How do I reduce my LLM API costs without switching models?
Three levers work immediately: prompt caching (90% off on repeated system prompts and documents), batch processing (50% off for non-real-time workloads), and context management (trim conversation history to avoid re-sending thousands of tokens per request). Platforms like BetterClaw handle context management automatically with smart trimming. The biggest lever, though, is model routing: use a cheap model for simple tasks and an expensive model only when quality demands it.
What is the cheapest LLM for running an AI agent?
DeepSeek V4 Flash at $0.14 input / $0.28 output per million tokens is the cheapest model capable of running production agent workflows (tool calling, JSON output, multi-step reasoning). Google Gemini 2.0 Flash offers a free tier of 1,000 requests/day. Grok 4.3 is free through a SuperGrok subscription ($30/month flat). For self-hosted options, open-weight models like Llama 4 and Qwen 3 cost $0/token but require GPU infrastructure.
Why do AI agents cost more than regular chatbot usage?

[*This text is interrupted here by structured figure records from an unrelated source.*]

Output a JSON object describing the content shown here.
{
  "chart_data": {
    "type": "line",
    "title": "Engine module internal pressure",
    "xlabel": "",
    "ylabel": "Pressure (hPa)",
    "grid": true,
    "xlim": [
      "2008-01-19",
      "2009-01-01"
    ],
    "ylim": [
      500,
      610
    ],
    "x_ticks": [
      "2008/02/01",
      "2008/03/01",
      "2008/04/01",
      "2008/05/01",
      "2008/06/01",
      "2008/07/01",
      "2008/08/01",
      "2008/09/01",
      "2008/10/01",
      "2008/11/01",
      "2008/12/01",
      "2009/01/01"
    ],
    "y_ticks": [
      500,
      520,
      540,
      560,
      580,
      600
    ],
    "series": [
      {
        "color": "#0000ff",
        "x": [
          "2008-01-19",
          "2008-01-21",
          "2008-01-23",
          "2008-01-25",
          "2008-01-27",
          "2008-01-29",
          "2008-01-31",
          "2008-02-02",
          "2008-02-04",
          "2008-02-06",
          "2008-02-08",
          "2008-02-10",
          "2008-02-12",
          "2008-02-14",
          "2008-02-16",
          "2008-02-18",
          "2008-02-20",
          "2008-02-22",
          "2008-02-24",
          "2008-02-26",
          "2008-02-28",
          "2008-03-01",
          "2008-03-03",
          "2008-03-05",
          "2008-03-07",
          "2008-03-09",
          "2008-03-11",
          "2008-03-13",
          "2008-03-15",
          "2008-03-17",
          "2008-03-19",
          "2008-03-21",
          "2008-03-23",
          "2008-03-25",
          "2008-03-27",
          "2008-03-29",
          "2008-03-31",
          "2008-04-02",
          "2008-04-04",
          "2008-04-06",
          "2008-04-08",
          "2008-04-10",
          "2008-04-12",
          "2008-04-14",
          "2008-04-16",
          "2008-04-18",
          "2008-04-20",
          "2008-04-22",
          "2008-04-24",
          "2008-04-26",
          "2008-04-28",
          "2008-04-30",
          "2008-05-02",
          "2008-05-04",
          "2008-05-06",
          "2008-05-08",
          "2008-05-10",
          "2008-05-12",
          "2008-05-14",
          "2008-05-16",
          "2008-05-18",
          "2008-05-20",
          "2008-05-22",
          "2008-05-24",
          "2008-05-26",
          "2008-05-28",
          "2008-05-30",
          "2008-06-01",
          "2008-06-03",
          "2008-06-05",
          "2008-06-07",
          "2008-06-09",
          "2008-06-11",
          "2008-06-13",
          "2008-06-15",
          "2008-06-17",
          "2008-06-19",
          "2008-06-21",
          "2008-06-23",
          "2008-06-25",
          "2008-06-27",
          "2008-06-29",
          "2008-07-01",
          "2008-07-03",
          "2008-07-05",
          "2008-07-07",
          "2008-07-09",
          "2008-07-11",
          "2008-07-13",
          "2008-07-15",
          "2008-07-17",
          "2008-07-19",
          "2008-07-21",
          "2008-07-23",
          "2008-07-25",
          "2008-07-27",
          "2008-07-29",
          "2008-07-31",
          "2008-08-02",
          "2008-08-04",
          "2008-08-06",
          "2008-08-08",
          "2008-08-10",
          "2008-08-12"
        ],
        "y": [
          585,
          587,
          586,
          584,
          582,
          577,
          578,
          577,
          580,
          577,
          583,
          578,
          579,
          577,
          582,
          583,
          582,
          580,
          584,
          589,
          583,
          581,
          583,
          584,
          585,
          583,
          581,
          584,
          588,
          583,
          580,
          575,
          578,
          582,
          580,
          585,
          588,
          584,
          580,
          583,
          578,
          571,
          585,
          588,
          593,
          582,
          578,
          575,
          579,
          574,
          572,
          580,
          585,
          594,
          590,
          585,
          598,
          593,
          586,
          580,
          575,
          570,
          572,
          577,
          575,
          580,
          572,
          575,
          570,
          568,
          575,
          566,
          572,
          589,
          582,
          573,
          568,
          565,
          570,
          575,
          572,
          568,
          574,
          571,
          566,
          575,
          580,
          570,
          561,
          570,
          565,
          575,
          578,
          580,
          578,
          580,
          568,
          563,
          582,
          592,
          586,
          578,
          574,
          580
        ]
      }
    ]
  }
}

AI agents generate significantly more tokens than single-turn chat. Every tool call (file read, API call, web search) creates a round-trip that re-sends the full conversation context. A 5-step agent workflow with a 30K-token system prompt can consume 4-8x the tokens of a simple Q&A exchange. This is why context management matters: platforms like BetterClaw use smart context trimming to prevent token bloat, and per-agent cost caps to stop runaway spending.